When we were in La Rochelle, France the Mayor held a ceremony to welcome us and recognize the Eco-60 Class and goals of sustainability. In the process he gave me a bottle of Cognac (lucky for me!). Once in a while offshore I would have a small shot or sip of the Cognac in the evening. I have to say the biggest treat while sailing offshore is yet to be had. JC Caso is part of our small team and his parents live outside La Rochelle in France. They are some of the sweetest people I have ever met and knowing I was headed off for the long race, they cooked several homemade dinners from their farm raised products in the country and canned them specifically for my journey. This is not your Chef Boyardee canned food but homemade dinners like Beef Bourguignon. Of course cans are heavy so I cannot justify taking many, but I am planning one per week in the Southern Ocean.

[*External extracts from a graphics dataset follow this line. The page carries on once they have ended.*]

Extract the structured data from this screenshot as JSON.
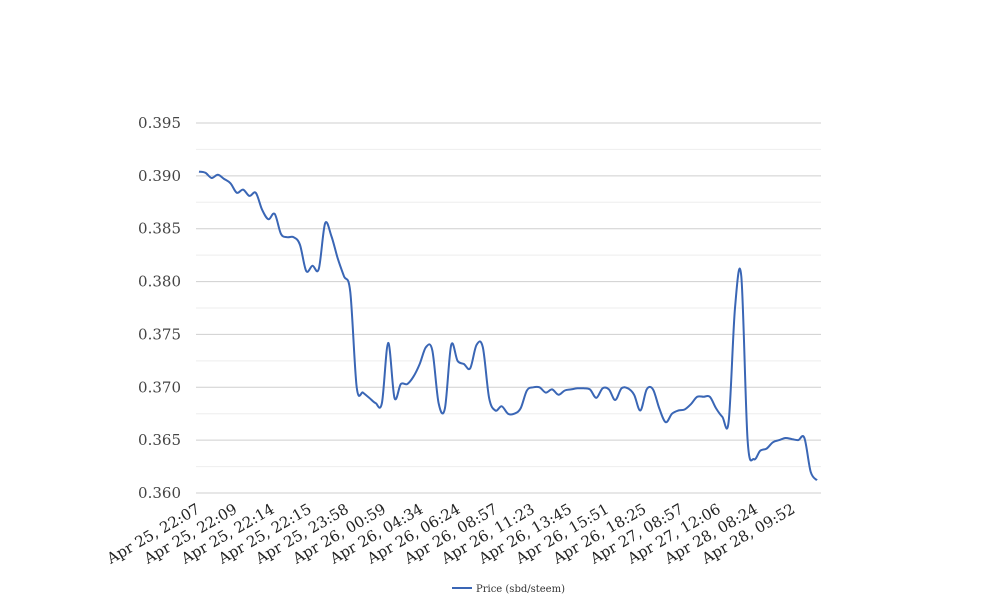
{
  "chart_data": {
    "type": "line",
    "title": "",
    "xlabel": "",
    "ylabel": "",
    "ylim": [
      0.36,
      0.395
    ],
    "y_ticks": [
      "0.360",
      "0.365",
      "0.370",
      "0.375",
      "0.380",
      "0.385",
      "0.390",
      "0.395"
    ],
    "x_tick_labels": [
      "Apr 25, 22:07",
      "Apr 25, 22:09",
      "Apr 25, 22:14",
      "Apr 25, 22:15",
      "Apr 25, 23:58",
      "Apr 26, 00:59",
      "Apr 26, 04:34",
      "Apr 26, 06:24",
      "Apr 26, 08:57",
      "Apr 26, 11:23",
      "Apr 26, 13:45",
      "Apr 26, 15:51",
      "Apr 26, 18:25",
      "Apr 27, 08:57",
      "Apr 27, 12:06",
      "Apr 28, 08:24",
      "Apr 28, 09:52"
    ],
    "grid": true,
    "legend_position": "bottom",
    "colors": {
      "line": "#3a66b5",
      "grid": "#cfcfcf",
      "minor_grid": "#eeeeee"
    },
    "series": [
      {
        "name": "Price (sbd/steem)",
        "values": [
          0.3904,
          0.3903,
          0.3898,
          0.3901,
          0.3897,
          0.3893,
          0.3884,
          0.3887,
          0.3881,
          0.3884,
          0.3868,
          0.3859,
          0.3864,
          0.3845,
          0.3842,
          0.3842,
          0.3835,
          0.381,
          0.3815,
          0.3812,
          0.3855,
          0.3843,
          0.3822,
          0.3805,
          0.379,
          0.37,
          0.3695,
          0.369,
          0.3685,
          0.3685,
          0.3742,
          0.369,
          0.3703,
          0.3703,
          0.371,
          0.3722,
          0.3738,
          0.3735,
          0.3685,
          0.368,
          0.374,
          0.3725,
          0.3722,
          0.3718,
          0.374,
          0.3738,
          0.369,
          0.3678,
          0.3682,
          0.3675,
          0.3675,
          0.368,
          0.3697,
          0.37,
          0.37,
          0.3695,
          0.3698,
          0.3693,
          0.3697,
          0.3698,
          0.3699,
          0.3699,
          0.3698,
          0.369,
          0.3699,
          0.3698,
          0.3688,
          0.3699,
          0.3699,
          0.3693,
          0.3678,
          0.3698,
          0.3698,
          0.368,
          0.3667,
          0.3675,
          0.3678,
          0.3679,
          0.3684,
          0.3691,
          0.3691,
          0.3691,
          0.368,
          0.3672,
          0.3668,
          0.3775,
          0.3805,
          0.365,
          0.3632,
          0.364,
          0.3642,
          0.3648,
          0.365,
          0.3652,
          0.3651,
          0.365,
          0.3652,
          0.362,
          0.3612
        ]
      }
    ]
  }
}
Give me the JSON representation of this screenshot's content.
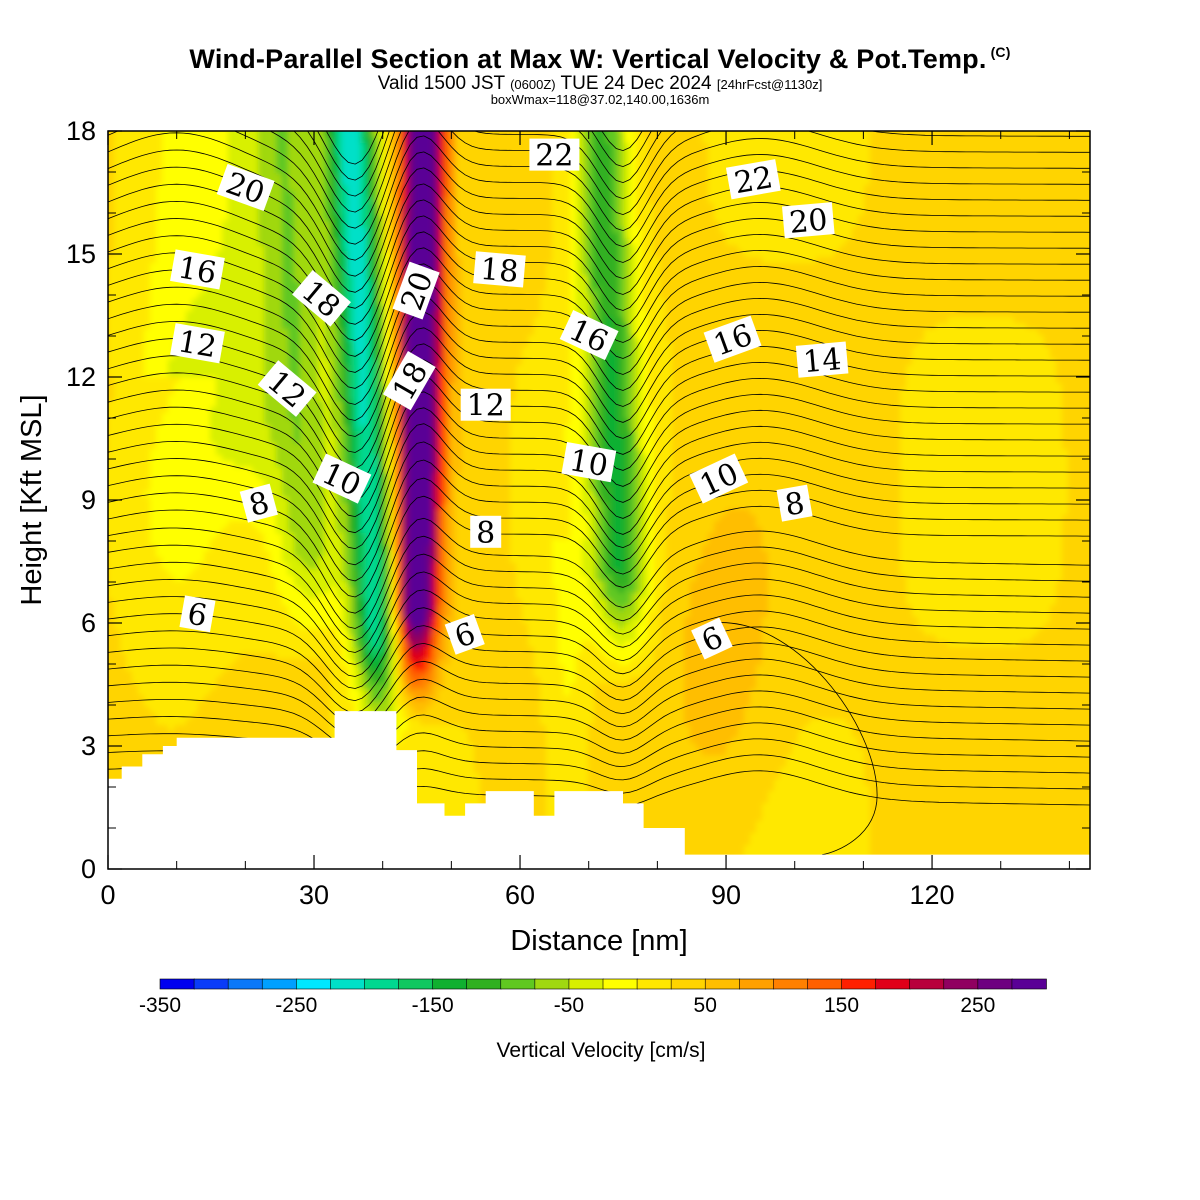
{
  "header": {
    "title": "Wind-Parallel Section at Max W: Vertical Velocity & Pot.Temp.",
    "copyright": "(C)",
    "valid_prefix": "Valid 1500 JST",
    "valid_utc": "(0600Z)",
    "valid_date": "TUE 24 Dec 2024",
    "forecast": "[24hrFcst@1130z]",
    "boxwmax": "boxWmax=118@37.02,140.00,1636m"
  },
  "chart_data": {
    "type": "heatmap",
    "title": "Wind-Parallel Section at Max W: Vertical Velocity & Pot.Temp.",
    "xlabel": "Distance [nm]",
    "ylabel": "Height [Kft MSL]",
    "xlim": [
      0,
      143
    ],
    "ylim": [
      0,
      18
    ],
    "x_ticks": [
      "0",
      "30",
      "60",
      "90",
      "120"
    ],
    "y_ticks": [
      "0",
      "3",
      "6",
      "9",
      "12",
      "15",
      "18"
    ],
    "colorbar": {
      "label": "Vertical Velocity [cm/s]",
      "tick_labels": [
        "-350",
        "-250",
        "-150",
        "-50",
        "50",
        "150",
        "250"
      ],
      "range": [
        -350,
        300
      ],
      "step": 25,
      "colors": [
        "#0000f0",
        "#0a3cf8",
        "#0a78f8",
        "#00a0ff",
        "#00e8ff",
        "#00e0c8",
        "#00d890",
        "#10c860",
        "#10b030",
        "#30b020",
        "#60c820",
        "#a0d810",
        "#d8f000",
        "#ffff00",
        "#ffe800",
        "#ffd400",
        "#ffbe00",
        "#ffa000",
        "#ff8000",
        "#ff6000",
        "#ff2000",
        "#e00018",
        "#b8003c",
        "#900060",
        "#6e0080",
        "#5a0096"
      ]
    },
    "vertical_velocity_features": [
      {
        "name": "downdraft",
        "x": 36,
        "y_from": 3.8,
        "y_to": 18,
        "peak": -250
      },
      {
        "name": "updraft",
        "x": 46,
        "y_from": 4.5,
        "y_to": 18,
        "peak": 300
      },
      {
        "name": "downdraft",
        "x": 75,
        "y_from": 5.5,
        "y_to": 18,
        "peak": -150
      },
      {
        "name": "downdraft",
        "x": 28,
        "y_from": 6,
        "y_to": 18,
        "peak": -100
      },
      {
        "name": "updraft",
        "x": 89,
        "y_from": 0.5,
        "y_to": 18,
        "peak": 75
      }
    ],
    "potential_temperature_contour_labels": [
      {
        "text": "20",
        "x": 20,
        "y": 16.6
      },
      {
        "text": "16",
        "x": 13,
        "y": 14.6
      },
      {
        "text": "18",
        "x": 31,
        "y": 13.9
      },
      {
        "text": "12",
        "x": 13,
        "y": 12.8
      },
      {
        "text": "12",
        "x": 26,
        "y": 11.7
      },
      {
        "text": "10",
        "x": 34,
        "y": 9.5
      },
      {
        "text": "8",
        "x": 22,
        "y": 8.9
      },
      {
        "text": "6",
        "x": 13,
        "y": 6.2
      },
      {
        "text": "20",
        "x": 45,
        "y": 14.1
      },
      {
        "text": "18",
        "x": 44,
        "y": 11.9
      },
      {
        "text": "22",
        "x": 65,
        "y": 17.4
      },
      {
        "text": "18",
        "x": 57,
        "y": 14.6
      },
      {
        "text": "12",
        "x": 55,
        "y": 11.3
      },
      {
        "text": "8",
        "x": 55,
        "y": 8.2
      },
      {
        "text": "6",
        "x": 52,
        "y": 5.7
      },
      {
        "text": "16",
        "x": 70,
        "y": 13.0
      },
      {
        "text": "10",
        "x": 70,
        "y": 9.9
      },
      {
        "text": "22",
        "x": 94,
        "y": 16.8
      },
      {
        "text": "20",
        "x": 102,
        "y": 15.8
      },
      {
        "text": "16",
        "x": 91,
        "y": 12.9
      },
      {
        "text": "14",
        "x": 104,
        "y": 12.4
      },
      {
        "text": "10",
        "x": 89,
        "y": 9.5
      },
      {
        "text": "8",
        "x": 100,
        "y": 8.9
      },
      {
        "text": "6",
        "x": 88,
        "y": 5.6
      }
    ],
    "terrain": [
      [
        0,
        2.2
      ],
      [
        2,
        2.2
      ],
      [
        2,
        2.5
      ],
      [
        5,
        2.5
      ],
      [
        5,
        2.8
      ],
      [
        8,
        2.8
      ],
      [
        8,
        3.0
      ],
      [
        10,
        3.0
      ],
      [
        10,
        3.2
      ],
      [
        33,
        3.2
      ],
      [
        33,
        3.85
      ],
      [
        42,
        3.85
      ],
      [
        42,
        2.9
      ],
      [
        45,
        2.9
      ],
      [
        45,
        1.6
      ],
      [
        49,
        1.6
      ],
      [
        49,
        1.3
      ],
      [
        52,
        1.3
      ],
      [
        52,
        1.6
      ],
      [
        55,
        1.6
      ],
      [
        55,
        1.9
      ],
      [
        62,
        1.9
      ],
      [
        62,
        1.3
      ],
      [
        65,
        1.3
      ],
      [
        65,
        1.9
      ],
      [
        75,
        1.9
      ],
      [
        75,
        1.6
      ],
      [
        78,
        1.6
      ],
      [
        78,
        1.0
      ],
      [
        84,
        1.0
      ],
      [
        84,
        0.35
      ],
      [
        143,
        0.35
      ]
    ]
  }
}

Music. I am not that into music, but when you don’t have any for 28 days, it is painful.

Packed too much?

Nothing. There were no extras onboard.

Biggest difference from last race?

The biggest difference I can identify is that in general I don’t feel the pressure to win as much as I did in 2002-3. I am having fun with it and genuinely enjoying being offshore. Don’t get me wrong. I am racing as hard as I can, but I am enjoying the experience more.

I am busy preparing for Leg 2 which will set off on December 12 from Cape Town and send me south into the Southern Indian Ocean headed for the next port of Wellington, New Zealand. Thanks for checking in and taking part in the adventure.